Gon and Sachihiro are immediately unswallowed by the volcano, thanks to orcish magic and Zazil’s quickness, but the volcano is such a terrible omen that Gon—the younger sibling—can no longer become chieftain. Instead, Sachihiro has to do it, ruining his plans to become a scholar at the university and his relationship with Esperanza, who doesn’t want to be a chieftain’s wife. He enters into an arranged marriage with a fellow orc, which immediately falls apart when she finds out that he doesn’t want to sleep with her, make baby orcs, or lead the tribe at all. Gon and Zazil and Sachihiro then all get army jobs, which they seem fine with.

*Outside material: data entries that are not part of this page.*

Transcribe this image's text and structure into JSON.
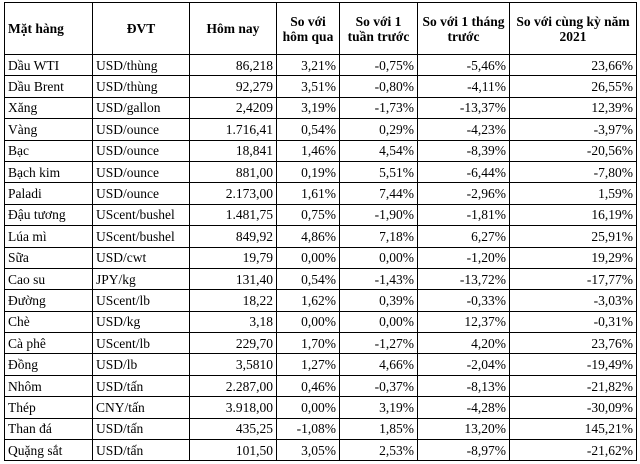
{
  "table": {
    "header": [
      "Mặt hàng",
      "ĐVT",
      "Hôm nay",
      "So với hôm qua",
      "So với 1 tuần trước",
      "So với 1 tháng trước",
      "So với cùng kỳ năm 2021"
    ],
    "rows": [
      [
        "Dầu WTI",
        "USD/thùng",
        "86,218",
        "3,21%",
        "-0,75%",
        "-5,46%",
        "23,66%"
      ],
      [
        "Dầu Brent",
        "USD/thùng",
        "92,279",
        "3,51%",
        "-0,80%",
        "-4,11%",
        "26,55%"
      ],
      [
        "Xăng",
        "USD/gallon",
        "2,4209",
        "3,19%",
        "-1,73%",
        "-13,37%",
        "12,39%"
      ],
      [
        "Vàng",
        "USD/ounce",
        "1.716,41",
        "0,54%",
        "0,29%",
        "-4,23%",
        "-3,97%"
      ],
      [
        "Bạc",
        "USD/ounce",
        "18,841",
        "1,46%",
        "4,54%",
        "-8,39%",
        "-20,56%"
      ],
      [
        "Bạch kim",
        "USD/ounce",
        "881,00",
        "0,19%",
        "5,51%",
        "-6,44%",
        "-7,80%"
      ],
      [
        "Paladi",
        "USD/ounce",
        "2.173,00",
        "1,61%",
        "7,44%",
        "-2,96%",
        "1,59%"
      ],
      [
        "Đậu tương",
        "UScent/bushel",
        "1.481,75",
        "0,75%",
        "-1,90%",
        "-1,81%",
        "16,19%"
      ],
      [
        "Lúa mì",
        "UScent/bushel",
        "849,92",
        "4,86%",
        "7,18%",
        "6,27%",
        "25,91%"
      ],
      [
        "Sữa",
        "USD/cwt",
        "19,79",
        "0,00%",
        "0,00%",
        "-1,20%",
        "19,29%"
      ],
      [
        "Cao su",
        "JPY/kg",
        "131,40",
        "0,54%",
        "-1,43%",
        "-13,72%",
        "-17,77%"
      ],
      [
        "Đường",
        "UScent/lb",
        "18,22",
        "1,62%",
        "0,39%",
        "-0,33%",
        "-3,03%"
      ],
      [
        "Chè",
        "USD/kg",
        "3,18",
        "0,00%",
        "0,00%",
        "12,37%",
        "-0,31%"
      ],
      [
        "Cà phê",
        "UScent/lb",
        "229,70",
        "1,70%",
        "-1,27%",
        "4,20%",
        "23,76%"
      ],
      [
        "Đồng",
        "USD/lb",
        "3,5810",
        "1,27%",
        "4,66%",
        "-2,04%",
        "-19,49%"
      ],
      [
        "Nhôm",
        "USD/tấn",
        "2.287,00",
        "0,46%",
        "-0,37%",
        "-8,13%",
        "-21,82%"
      ],
      [
        "Thép",
        "CNY/tấn",
        "3.918,00",
        "0,00%",
        "3,19%",
        "-4,28%",
        "-30,09%"
      ],
      [
        "Than đá",
        "USD/tấn",
        "435,25",
        "-1,08%",
        "1,85%",
        "13,20%",
        "145,21%"
      ],
      [
        "Quặng sắt",
        "USD/tấn",
        "101,50",
        "3,05%",
        "2,53%",
        "-8,97%",
        "-21,62%"
      ]
    ]
  }
}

The whole thing occupies a good chunk of the book’s middle, and at no point was it possible to discern what the stakes of these events were or what consequences they would have for the characters.
This is due in large part due to Falls’s tendency to cut away from a point-of-view character in the immediate aftermath of an emotional climax, returning to that character’s perspective only after the dust has settled and they’ve achieved a new normal. Subira presents an extreme example of this: her early chapters position her as a general of some importance, but after a mission whose military and diplomatic importance we don’t yet have the context to grasp, she drastically changes the course of her life and disappears as a point-of-view character for twenty-three chapters (a little over half the book). Like many of the book’s characters, Subira is separated by distance and circumstance from our other protagonists—a problem common in epic fantasy that Falls doesn’t manage to overcome here—leaving little space for her to discuss, on-page, what she’s been through and what she plans to do about it.
A great deal of heavy lifting is required of the first book in an epic fantasy series, and the unfortunate fact is that Goddess of Limbo places much of that weight on its readers. Crucial story elements go under- or unexplained, while the connections among characters’ life events, motivations, and choices are fuzzy at best. Falls always seems eager to move on to the next plot goalpost, but without laying the emotional groundwork to help readers understand why we should care about getting there. The result is a book about trauma that ultimately fails to grapple either with the breakages (of identity, of self, of life trajectory) that arise from traumatic events or the process of reassemblage in their aftermath.